The incidence of cardiotoxicity (manifested as abnormal LVEF and congestive heart failure) ranges from 3% to 7% with trastuzumab monotherapy, is 13% with paclitaxel and trastuzumab, and is 27% with concomitant anthracycline and trastuzumab. Up to 16% of patients in the pivotal trials receiving combined anthracycline and trastuzumab have New York Heart Association class III or IV heart failure, and thus concomitant administration should be avoided. Preexisting cardiac disease, older age, diabetes mellitus, and prior cardiotoxic therapy lead to an increased incidence of cardiotoxicity. The cardiotoxicity caused by trastuzumab appears to be different from that caused by anthracyclines in that it occurs as a result of myocyte dysfunction rather than myocyte death, is often reversible, and historically has been labeled type II CRCD. However, it is important to understand that reversibility can be variable depending on the time of detection and treatment, and significant overlap occurs between type I and type II CRCD.
Pertuzumab is an antibody against HER2 dimerization. Meta-analysis of LV dysfunction in clinical trials using mono vs dual HER2 blockade (pertuzumab and trastuzumab vs lapatinib and trastuzumab vs trastuzumab alone) showed similar cardiotoxicity between all three groups.

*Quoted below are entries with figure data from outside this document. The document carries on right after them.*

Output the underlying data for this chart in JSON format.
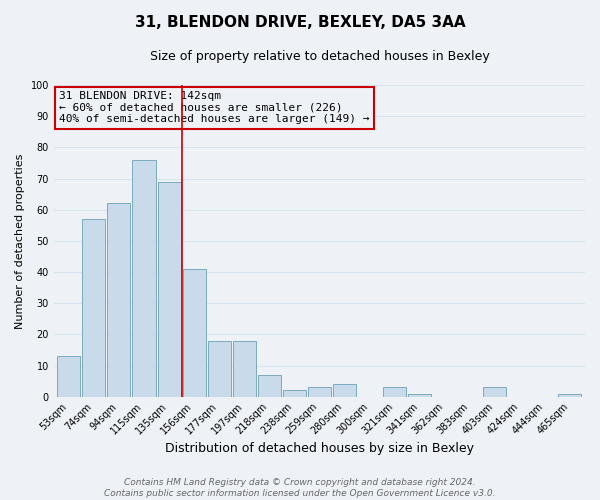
{
  "title": "31, BLENDON DRIVE, BEXLEY, DA5 3AA",
  "subtitle": "Size of property relative to detached houses in Bexley",
  "xlabel": "Distribution of detached houses by size in Bexley",
  "ylabel": "Number of detached properties",
  "bar_labels": [
    "53sqm",
    "74sqm",
    "94sqm",
    "115sqm",
    "135sqm",
    "156sqm",
    "177sqm",
    "197sqm",
    "218sqm",
    "238sqm",
    "259sqm",
    "280sqm",
    "300sqm",
    "321sqm",
    "341sqm",
    "362sqm",
    "383sqm",
    "403sqm",
    "424sqm",
    "444sqm",
    "465sqm"
  ],
  "bar_values": [
    13,
    57,
    62,
    76,
    69,
    41,
    18,
    18,
    7,
    2,
    3,
    4,
    0,
    3,
    1,
    0,
    0,
    3,
    0,
    0,
    1
  ],
  "bar_color": "#c9daea",
  "bar_edge_color": "#7aaabf",
  "ylim": [
    0,
    100
  ],
  "vline_index": 4.5,
  "vline_color": "#cc0000",
  "annotation_title": "31 BLENDON DRIVE: 142sqm",
  "annotation_line1": "← 60% of detached houses are smaller (226)",
  "annotation_line2": "40% of semi-detached houses are larger (149) →",
  "annotation_box_color": "#cc0000",
  "footer_line1": "Contains HM Land Registry data © Crown copyright and database right 2024.",
  "footer_line2": "Contains public sector information licensed under the Open Government Licence v3.0.",
  "background_color": "#eef2f7",
  "grid_color": "#d8e4f0",
  "title_fontsize": 11,
  "subtitle_fontsize": 9,
  "xlabel_fontsize": 9,
  "ylabel_fontsize": 8,
  "tick_fontsize": 7,
  "annotation_fontsize": 8,
  "footer_fontsize": 6.5
}
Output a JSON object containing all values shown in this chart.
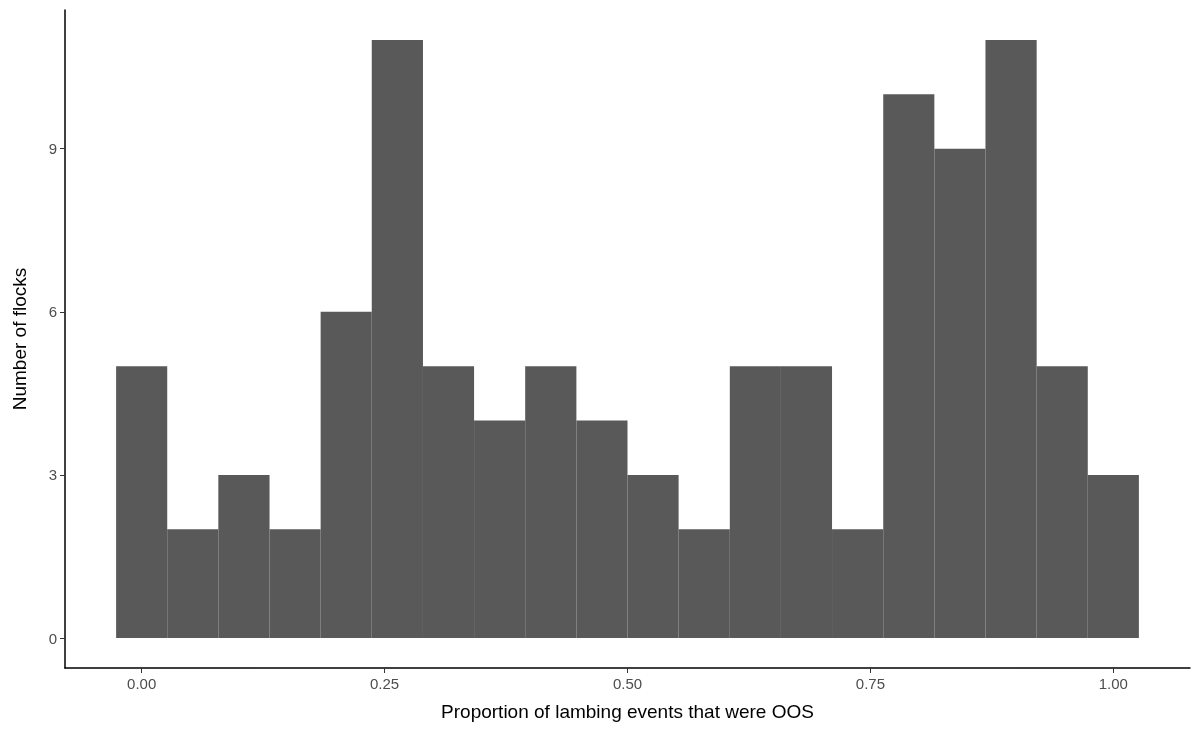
{
  "chart_data": {
    "type": "histogram",
    "xlabel": "Proportion of lambing events that were OOS",
    "ylabel": "Number of flocks",
    "bins": [
      -0.0263,
      0.0263,
      0.0789,
      0.1316,
      0.1842,
      0.2368,
      0.2895,
      0.3421,
      0.3947,
      0.4474,
      0.5,
      0.5526,
      0.6053,
      0.6579,
      0.7105,
      0.7632,
      0.8158,
      0.8684,
      0.9211,
      0.9737,
      1.0263
    ],
    "values": [
      5,
      2,
      3,
      2,
      6,
      11,
      5,
      4,
      5,
      4,
      3,
      2,
      5,
      5,
      2,
      10,
      9,
      11,
      5,
      3
    ],
    "color": "#595959",
    "xlim": [
      -0.0789,
      1.0789
    ],
    "ylim": [
      -0.55,
      11.55
    ],
    "xticks": [
      {
        "value": 0,
        "label": "0.00"
      },
      {
        "value": 0.25,
        "label": "0.25"
      },
      {
        "value": 0.5,
        "label": "0.50"
      },
      {
        "value": 0.75,
        "label": "0.75"
      },
      {
        "value": 1,
        "label": "1.00"
      }
    ],
    "yticks": [
      0,
      3,
      6,
      9
    ],
    "grid": false
  }
}
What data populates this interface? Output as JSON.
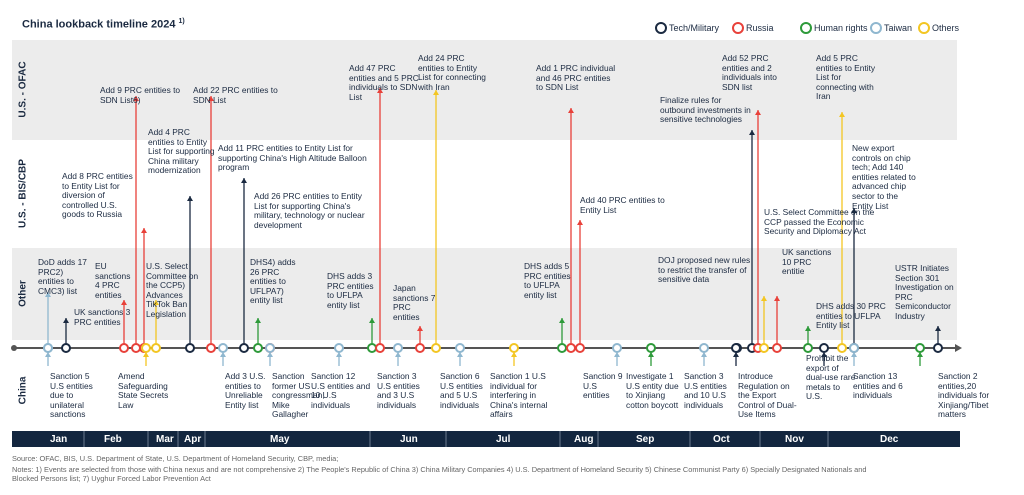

Our practice for surveillance of cardiotoxicity due to trastuzumab is to obtain a 2D LVEF (or 3D LVEF, where available) at baseline. Global longitudinal strain should be obtained if feasible. After starting therapy, these assessments should be repeated every 3 months until completion of therapy. If baseline or monitoring parameters are abnormal and/or show a significant change from baseline, cardiology consultation should be obtained. Trastuzumab is usually held for at least 4 weeks if there is a ≥ 16% absolute drop in LVEF, or if LVEF falls below normal with a ≥ 10% absolute decrease from baseline. CMR imaging is helpful for LVEF confirmation if echocardiographic image quality is inadequate when therapy interruption is being considered. Trastuzumab-related cardiotoxicity is usually reversible and not dose-related. It usually responds well to standard heart failure management, and treatment rechallenge with the drug should be attempted in select cases.
Financial Disclosure: The authors have no significant financial interest or other relationship with the manufacturers of any products or providers of any service mentioned in this article.